Budget 2026-27: Markets Expect Growth Continuity and Fiscal Discipline Over Major Stimulus
Markets expect Budget 2026-27 to maintain fiscal deficit at 4.4% of GDP while focusing on growth continuity over major stimulus. With real GDP growth estimated at 7-7.5% for FY26, the government is likely to extend PLI framework incentives for manufacturing sectors including AI hardware, electronics, and semiconductors. Credit growth acceleration and targeted support for private credit markets are expected to drive FY27 growth momentum, while tax policy changes are anticipated to focus on simplification rather than major rate adjustments.

*this image is generated using AI for illustrative purposes only.
As the Finance Minister prepares to present the Union Budget for FY2026-27, India finds itself at a crucial juncture amid global uncertainties and uneven domestic growth patterns. Markets are seeking clarity and continuity rather than headline-grabbing fiscal stimulus, with expectations centered on sustaining growth without compromising fiscal credibility.
Economic Backdrop and Growth Outlook
India's economic fundamentals remain relatively strong despite global headwinds. The country's real GDP growth is estimated at around 7-7.5% for FY26, supported by public capital expenditure, resilient services exports, and a gradually improving private investment cycle. Inflation has moderated meaningfully over the past year, providing policymakers with greater flexibility for budget planning.
| Economic Indicator | FY26 Performance | Outlook |
|---|---|---|
| Real GDP Growth | 7-7.5% | Supported by public capex and services |
| Inflation | Moderated significantly | Provides policy flexibility |
| Nominal GDP Growth | Slowed in FY26 | Expected to stabilise in FY27 |
Fiscal Strategy: Consolidation Pause
After several years of fiscal tightening, FY27 is likely to mark the end of fiscal drag. The government is expected to retain the fiscal deficit at around 4.4% of GDP, similar to FY26, rather than pursuing further consolidation. This pause would allow the economy to absorb benefits from past monetary easing and earlier tax rationalisation.
Gross tax revenues are projected to grow in the high single-digit range, aided by a low base and gradual recovery in nominal GDP growth. While FY26 revenues faced pressure from tax cuts and softer demand, FY27 should witness improved buoyancy, though upside may be limited by cess rationalisation and absence of new tax hikes.
Capital Expenditure and Credit Growth Focus
Public capital expenditure remains central to India's growth strategy. While headline capex growth may stay in the low-to-mid teens, significant opportunities exist through PSU balance sheets and extra-budgetary resources. The credit channel presents particular promise, with growth accelerating across corporate, retail, and infrastructure segments after a prolonged deleveraging period.
Key Credit Support Measures Expected:
- Targeted credit guarantees for specific sectors
- Interest subvention for export-facing industries
- Deeper support for private credit markets
- Measures to amplify monetary easing impact
Manufacturing and Strategic Priorities
The Budget is expected to reinforce India's structural priorities through extended Production Linked Incentive (PLI) framework support. Incentives may be refined or expanded for emerging sectors including AI hardware, electronics, data centres, robotics, defence manufacturing, and semiconductors.

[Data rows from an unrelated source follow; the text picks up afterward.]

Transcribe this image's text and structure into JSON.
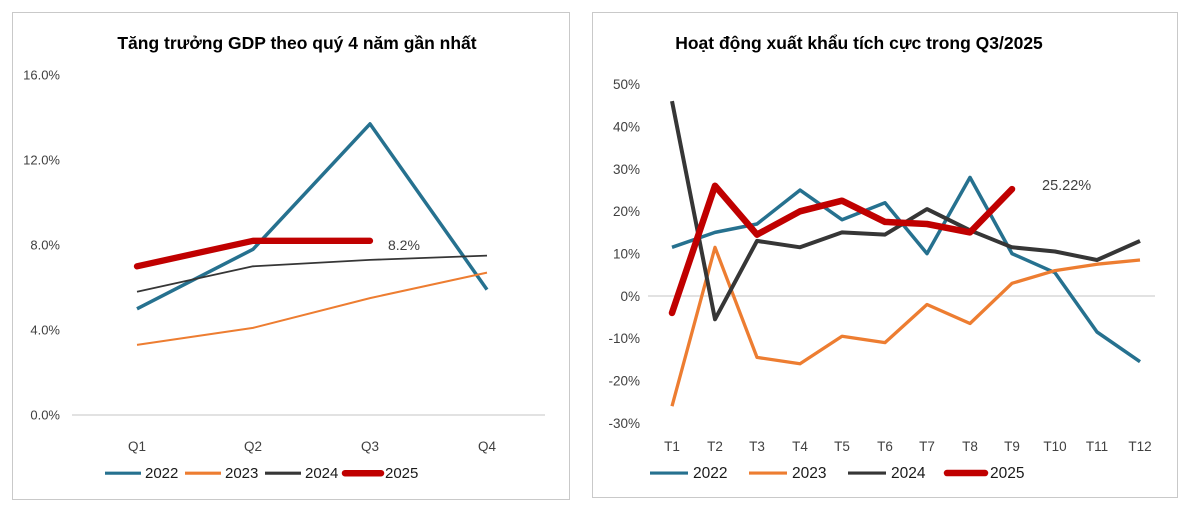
{
  "page": {
    "background": "#ffffff"
  },
  "styles": {
    "panel_border": "#C9C9C9",
    "gridline": "#D9D9D9",
    "tick_text": "#404040",
    "title_text": "#000000",
    "accent_2022": "#26718F",
    "accent_2023": "#ED7D31",
    "accent_2024": "#363636",
    "accent_2025": "#C00000",
    "annotation_green": "#1E8C3E"
  },
  "chart_data": [
    {
      "type": "line",
      "title": "Tăng trưởng GDP theo quý 4 năm gần nhất",
      "categories": [
        "Q1",
        "Q2",
        "Q3",
        "Q4"
      ],
      "y_axis": {
        "tick_values": [
          16,
          12,
          8,
          4,
          0
        ],
        "tick_labels": [
          "16.0%",
          "12.0%",
          "8.0%",
          "4.0%",
          "0.0%"
        ],
        "ylim": [
          0,
          16
        ]
      },
      "series": [
        {
          "name": "2022",
          "color": "#26718F",
          "values": [
            5.0,
            7.8,
            13.7,
            5.9
          ]
        },
        {
          "name": "2023",
          "color": "#ED7D31",
          "values": [
            3.3,
            4.1,
            5.5,
            6.7
          ]
        },
        {
          "name": "2024",
          "color": "#363636",
          "values": [
            5.8,
            7.0,
            7.3,
            7.5
          ]
        },
        {
          "name": "2025",
          "color": "#C00000",
          "values": [
            7.0,
            8.2,
            8.2,
            null
          ]
        }
      ],
      "annotation": {
        "text": "8.2%",
        "color": "#000000"
      },
      "legend": [
        "2022",
        "2023",
        "2024",
        "2025"
      ],
      "legend_position": "bottom",
      "grid": "zero-line-only"
    },
    {
      "type": "line",
      "title": "Hoạt động xuất khẩu tích cực trong Q3/2025",
      "categories": [
        "T1",
        "T2",
        "T3",
        "T4",
        "T5",
        "T6",
        "T7",
        "T8",
        "T9",
        "T10",
        "T11",
        "T12"
      ],
      "y_axis": {
        "tick_values": [
          50,
          40,
          30,
          20,
          10,
          0,
          -10,
          -20,
          -30
        ],
        "tick_labels": [
          "50%",
          "40%",
          "30%",
          "20%",
          "10%",
          "0%",
          "-10%",
          "-20%",
          "-30%"
        ],
        "ylim": [
          -30,
          50
        ]
      },
      "series": [
        {
          "name": "2022",
          "color": "#26718F",
          "values": [
            11.5,
            15,
            17,
            25,
            18,
            22,
            10,
            28,
            10,
            5.5,
            -8.5,
            -15.5
          ]
        },
        {
          "name": "2023",
          "color": "#ED7D31",
          "values": [
            -26,
            11.5,
            -14.5,
            -16,
            -9.5,
            -11,
            -2,
            -6.5,
            3,
            6,
            7.5,
            8.5
          ]
        },
        {
          "name": "2024",
          "color": "#363636",
          "values": [
            46,
            -5.5,
            13,
            11.5,
            15,
            14.5,
            20.5,
            15.5,
            11.5,
            10.5,
            8.5,
            13
          ]
        },
        {
          "name": "2025",
          "color": "#C00000",
          "values": [
            -4,
            26,
            14.5,
            20,
            22.5,
            17.5,
            17,
            15,
            25.22,
            null,
            null,
            null
          ]
        }
      ],
      "annotation": {
        "text": "25.22%",
        "color": "#1E8C3E"
      },
      "legend": [
        "2022",
        "2023",
        "2024",
        "2025"
      ],
      "legend_position": "bottom",
      "grid": "zero-line-only"
    }
  ]
}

| Sector Focus | Expected Support Areas |
|---|---|
| Energy Security | Solar manufacturing, grid infrastructure, energy storage |
| Manufacturing | PLI extensions for electronics, semiconductors, defence |
| Technology | Data centres, digital public infrastructure |
| Clean Energy | Nuclear and clean baseload capacity development |
External Balance and Currency Management
India's balance of payments has faced pressure from a wider trade deficit, volatile portfolio flows, and higher energy imports. The RBI has maintained a stabilising approach, using reserves judiciously to smooth volatility rather than defending specific currency levels. This strategy preserves external confidence while allowing the rupee to function as a shock absorber.
Tax Policy and Market Sensitivity
Following significant income-tax rationalisation in 2025, no major changes to personal income tax rates are anticipated. The focus remains on simplification and compliance efficiency. However, markets will closely monitor any potential changes to capital gains taxation, as even marginal adverse adjustments could impact investor sentiment during the current recovery phase.
Market Expectations and Earnings Outlook
From a market perspective, the Budget is likely to provide incremental support rather than transformative changes. Early cyclical recovery signs are visible, with earnings growth expectations remaining healthy at around 19-20% for mid- and small-cap companies, compared to 11-13% for large caps. These projections appear achievable provided top-line growth improves and credit flows remain supportive.
Ultimately, Budget 2026-27 represents a shift toward signalling consistency and stability rather than stimulus-driven growth. A steady fiscal stance, credible external management, and targeted investment support could collectively strengthen growth momentum in an increasingly volatile global environment.